En effet, la réduction du volume de véhicules motorisés à essence en circulation vise en premier lieu à réduire la pollution atmosphérique. Depuis la fin des années 1990, plusieurs villes dans le monde se plient à l’expérience des journées sans voiture. Institutionnalisée, la Journée mondiale sans voiture a lieu chaque année le 22 septembre. Le dimanche 25 septembre 2016, la ville de Paris a pour l’occasion piétonnisé près de 650 kilomètres de chaussée dans la moitié de la ville. Ailleurs, la vitesse était limitée à 20 km/h. Des activités de sensibilisation à la pollution atmosphérique étaient organisées un peu partout ce jour-là. Airparif, l’association de surveillance de la qualité de l’air en Île-de-France, a observé une baisse moyenne de 20 à 35 % de dioxyde d’azote sur les stations dans le périmètre de l’opération Journée sans voiture. 

Le difficile réaménagement des axes

Si certaines villes se plient à l’exercice à des fins de sensibilisation, d’autres n’ont pas hésité à franchir le pas de la franche et concrète piétonisation. C’est le cas par exemple de la ville de Mulhouse, en Alsace,, devenue piétonne en son centre dès 2015. Interrogé par le quotidien québécois Le Devoir en avril 2016, le maire de Mulhouse explique les difficultés rencontrées lors du processus de piétonisation. Pour faciliter la transition, il préconise de prendre son temps car les projets de piétonisation  sont "des projets d’envergure, qui bousculent les manières de penser et de concevoir la ville." 
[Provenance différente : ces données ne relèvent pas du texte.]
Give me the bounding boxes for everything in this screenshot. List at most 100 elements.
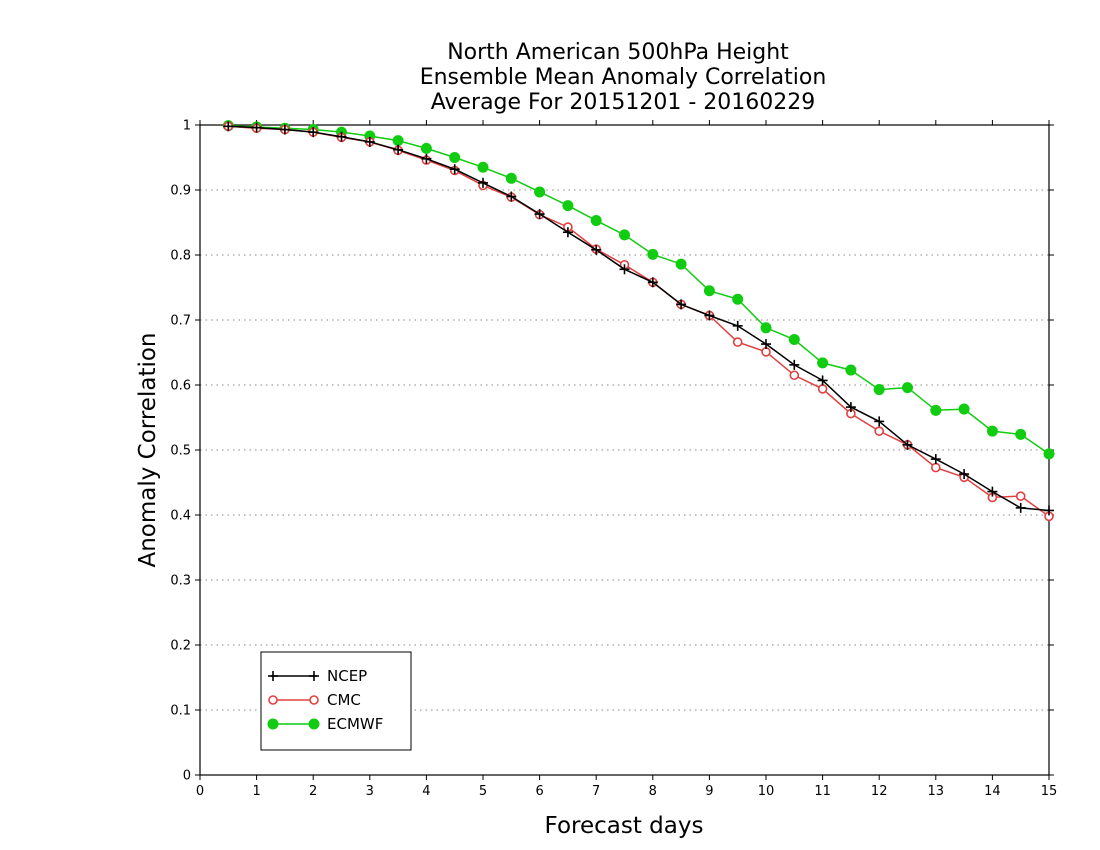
x-tick-label: 15 — [1041, 784, 1058, 799]
data-point-ncep — [732, 320, 743, 331]
data-point-ncep — [930, 454, 941, 465]
series-line-ecmwf — [228, 124, 1050, 455]
y-tick-label: 0.5 — [170, 444, 191, 459]
data-point-ncep — [987, 486, 998, 497]
x-tick-label: 6 — [535, 784, 543, 799]
data-point-cmc — [732, 337, 743, 347]
y-tick-label: 0 — [183, 769, 191, 784]
data-point-ncep — [279, 124, 290, 135]
data-point-ecmwf — [1043, 448, 1055, 460]
y-tick-label: 0.8 — [170, 249, 191, 264]
x-tick-label: 4 — [422, 784, 430, 799]
data-point-ecmwf — [647, 248, 659, 260]
data-point-ecmwf — [534, 186, 546, 198]
x-tick-label: 5 — [479, 784, 487, 799]
data-point-ncep — [591, 244, 602, 255]
y-tick-label: 0.2 — [170, 639, 191, 654]
data-point-cmc — [874, 426, 885, 436]
data-point-ncep — [1044, 505, 1054, 516]
legend-marker-start-ecmwf — [267, 718, 279, 730]
data-point-ncep — [817, 375, 828, 386]
y-tick-label: 0.7 — [170, 314, 191, 329]
legend-marker-start-ncep — [268, 671, 278, 681]
data-point-ecmwf — [505, 172, 517, 184]
series-ecmwf — [222, 120, 1055, 460]
data-point-ecmwf — [1015, 428, 1027, 440]
data-point-ecmwf — [760, 322, 772, 334]
data-point-ncep — [959, 469, 970, 480]
y-tick-label: 1 — [183, 119, 191, 134]
data-point-ecmwf — [902, 382, 913, 394]
data-point-ncep — [223, 121, 234, 132]
x-tick-label: 12 — [871, 784, 888, 799]
x-tick-label: 10 — [758, 784, 775, 799]
data-point-ncep — [676, 299, 687, 310]
data-point-ncep — [704, 310, 715, 321]
data-point-ncep — [789, 359, 800, 370]
axis-ticks: 00.10.20.30.40.50.60.70.80.910 1 2 3 4 5 6 7 8 9 1… — [170, 119, 1057, 800]
y-tick-label: 0.9 — [170, 184, 191, 199]
y-axis-title: Anomaly Correlation — [135, 332, 161, 567]
data-point-ecmwf — [392, 135, 404, 147]
data-point-ecmwf — [619, 229, 630, 241]
x-axis-title: Forecast days — [545, 813, 704, 839]
legend-label-ncep: NCEP — [327, 667, 367, 685]
data-point-cmc — [1015, 491, 1026, 501]
data-point-ecmwf — [986, 425, 998, 437]
legend-item-cmc: CMC — [268, 691, 361, 709]
legend-marker-start-cmc — [268, 695, 278, 705]
data-point-ncep — [308, 127, 319, 138]
legend-label-ecmwf: ECMWF — [327, 715, 383, 733]
data-point-ncep — [393, 144, 404, 155]
legend-marker-end-cmc — [309, 695, 319, 705]
chart-title-line-2: Ensemble Mean Anomaly Correlation — [420, 65, 827, 90]
data-point-ecmwf — [477, 161, 489, 173]
x-tick-label: 2 — [309, 784, 317, 799]
chart-title: North American 500hPa Height Ensemble Me… — [420, 40, 827, 115]
data-point-ecmwf — [675, 258, 687, 270]
data-point-ncep — [478, 177, 488, 188]
data-point-ecmwf — [817, 357, 829, 369]
data-point-ncep — [364, 136, 375, 147]
data-point-ecmwf — [590, 215, 602, 227]
x-tick-label: 0 — [196, 784, 204, 799]
series-line-cmc — [228, 125, 1050, 517]
series-ncep — [223, 121, 1054, 516]
x-tick-label: 9 — [705, 784, 713, 799]
series-lines — [222, 120, 1055, 522]
legend-item-ncep: NCEP — [268, 667, 367, 685]
chart-title-line-1: North American 500hPa Height — [447, 40, 789, 65]
data-point-cmc — [789, 370, 800, 381]
chart-title-line-3: Average For 20151201 - 20160229 — [431, 90, 816, 115]
legend-marker-end-ecmwf — [308, 718, 320, 730]
data-point-cmc — [817, 384, 828, 394]
data-point-ncep — [449, 164, 460, 175]
data-point-ecmwf — [732, 293, 744, 305]
data-point-ecmwf — [958, 403, 970, 415]
data-point-ncep — [534, 209, 545, 220]
data-point-ncep — [845, 402, 856, 413]
legend-label-cmc: CMC — [327, 691, 361, 709]
data-point-ecmwf — [788, 334, 800, 345]
x-tick-label: 13 — [928, 784, 945, 799]
y-tick-label: 0.1 — [170, 704, 191, 719]
data-point-ncep — [874, 416, 885, 427]
series-line-ncep — [228, 125, 1050, 512]
data-point-ecmwf — [873, 384, 885, 396]
data-point-ncep — [421, 153, 432, 164]
data-point-ncep — [562, 227, 573, 238]
data-point-ecmwf — [845, 364, 857, 376]
data-point-ecmwf — [930, 404, 942, 416]
series-cmc — [223, 121, 1054, 522]
legend-items: NCEP CMC ECMWF — [267, 667, 383, 733]
y-tick-label: 0.3 — [170, 574, 191, 589]
y-tick-label: 0.4 — [170, 509, 191, 524]
data-point-ncep — [506, 191, 517, 202]
data-point-ncep — [902, 439, 913, 450]
data-point-ncep — [1015, 502, 1026, 513]
legend-box — [260, 651, 412, 751]
x-tick-label: 14 — [984, 784, 1001, 799]
x-tick-label: 11 — [814, 784, 831, 799]
data-point-ecmwf — [420, 142, 432, 154]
Ces aménagements impliquent des changements importants, de l’ordre du bouleversement des habitudes des citoyens. Pour le maire de Mulhouse, un échéancier pondéré et progressif a été indispensable à la participation et à l’acceptation citoyenne du nouvel aménagement.
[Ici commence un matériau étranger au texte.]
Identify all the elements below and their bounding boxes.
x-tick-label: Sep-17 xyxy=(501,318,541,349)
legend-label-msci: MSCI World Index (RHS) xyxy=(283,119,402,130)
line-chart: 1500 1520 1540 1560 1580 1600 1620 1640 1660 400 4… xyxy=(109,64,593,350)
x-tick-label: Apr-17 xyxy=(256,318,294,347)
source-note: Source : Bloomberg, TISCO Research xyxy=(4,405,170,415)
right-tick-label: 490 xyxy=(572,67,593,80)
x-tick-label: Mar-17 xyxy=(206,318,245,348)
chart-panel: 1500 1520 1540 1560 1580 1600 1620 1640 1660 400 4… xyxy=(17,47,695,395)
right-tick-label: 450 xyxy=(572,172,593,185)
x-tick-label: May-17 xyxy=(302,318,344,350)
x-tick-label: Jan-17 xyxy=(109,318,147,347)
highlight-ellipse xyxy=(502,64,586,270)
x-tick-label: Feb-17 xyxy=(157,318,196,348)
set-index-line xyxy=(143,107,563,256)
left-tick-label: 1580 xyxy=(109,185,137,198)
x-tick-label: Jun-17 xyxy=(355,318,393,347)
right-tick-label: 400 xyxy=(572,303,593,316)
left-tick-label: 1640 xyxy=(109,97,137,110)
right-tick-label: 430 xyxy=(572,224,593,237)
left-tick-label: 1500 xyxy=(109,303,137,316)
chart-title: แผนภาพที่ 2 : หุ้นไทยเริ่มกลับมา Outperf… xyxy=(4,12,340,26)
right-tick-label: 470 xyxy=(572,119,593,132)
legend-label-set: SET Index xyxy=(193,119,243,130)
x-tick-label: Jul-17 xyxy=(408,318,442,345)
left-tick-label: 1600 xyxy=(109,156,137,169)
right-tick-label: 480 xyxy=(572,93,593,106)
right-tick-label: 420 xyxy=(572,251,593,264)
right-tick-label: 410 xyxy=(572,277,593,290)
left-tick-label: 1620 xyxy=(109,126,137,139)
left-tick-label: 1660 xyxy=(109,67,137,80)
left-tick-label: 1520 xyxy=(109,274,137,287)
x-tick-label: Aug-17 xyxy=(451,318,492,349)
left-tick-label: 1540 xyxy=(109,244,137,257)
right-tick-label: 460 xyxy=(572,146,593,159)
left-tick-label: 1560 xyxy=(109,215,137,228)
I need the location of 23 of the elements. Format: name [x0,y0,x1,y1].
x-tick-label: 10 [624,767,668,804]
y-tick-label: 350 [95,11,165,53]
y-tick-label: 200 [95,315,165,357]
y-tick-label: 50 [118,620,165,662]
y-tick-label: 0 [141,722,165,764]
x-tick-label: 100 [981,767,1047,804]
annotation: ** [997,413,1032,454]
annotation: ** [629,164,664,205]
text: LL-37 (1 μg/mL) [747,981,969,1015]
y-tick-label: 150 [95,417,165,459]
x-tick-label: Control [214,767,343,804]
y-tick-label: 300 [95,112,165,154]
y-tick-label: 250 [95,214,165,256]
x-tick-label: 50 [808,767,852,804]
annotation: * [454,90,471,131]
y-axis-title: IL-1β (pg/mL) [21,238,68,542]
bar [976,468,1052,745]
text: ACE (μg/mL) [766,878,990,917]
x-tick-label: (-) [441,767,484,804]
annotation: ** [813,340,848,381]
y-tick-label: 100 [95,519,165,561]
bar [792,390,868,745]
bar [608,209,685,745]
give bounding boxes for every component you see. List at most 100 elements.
Un peu plus au nord, la capitale norvégienne s’est illustrée l’année dernière en communiquant ses ambitions de piétonisation de grande envergure. Le projet de la municipalité d'Oslo ? Éradiquer la circulation des voitures particulières dans le centre-ville dès 2019. Présenté en janvier 2016, à l’occasion de la conférence « Oslo sans voitures, utopie ou réalité ? », le projet prévoit la restructuration de 730 000 m2 d’espace urbain, comprenant  des bureaux, des commerces, des monuments historiques, des habitations, mais également des stations de transports en commun.

Pour la municipalité et ROM, le groupe immobilier en charge du projet, la proximité des transports en commun, les réseaux de pistes cyclables  et les artères piétonnes sont des points essentiels pour rendre l’utilisation de la voiture superflue. La ville a décidé d’axer le projet sur un travail collaboratif entre des constructeurs immobiliers et des créateurs d’infrastructures de transport pour développer un projet harmonieux et durable.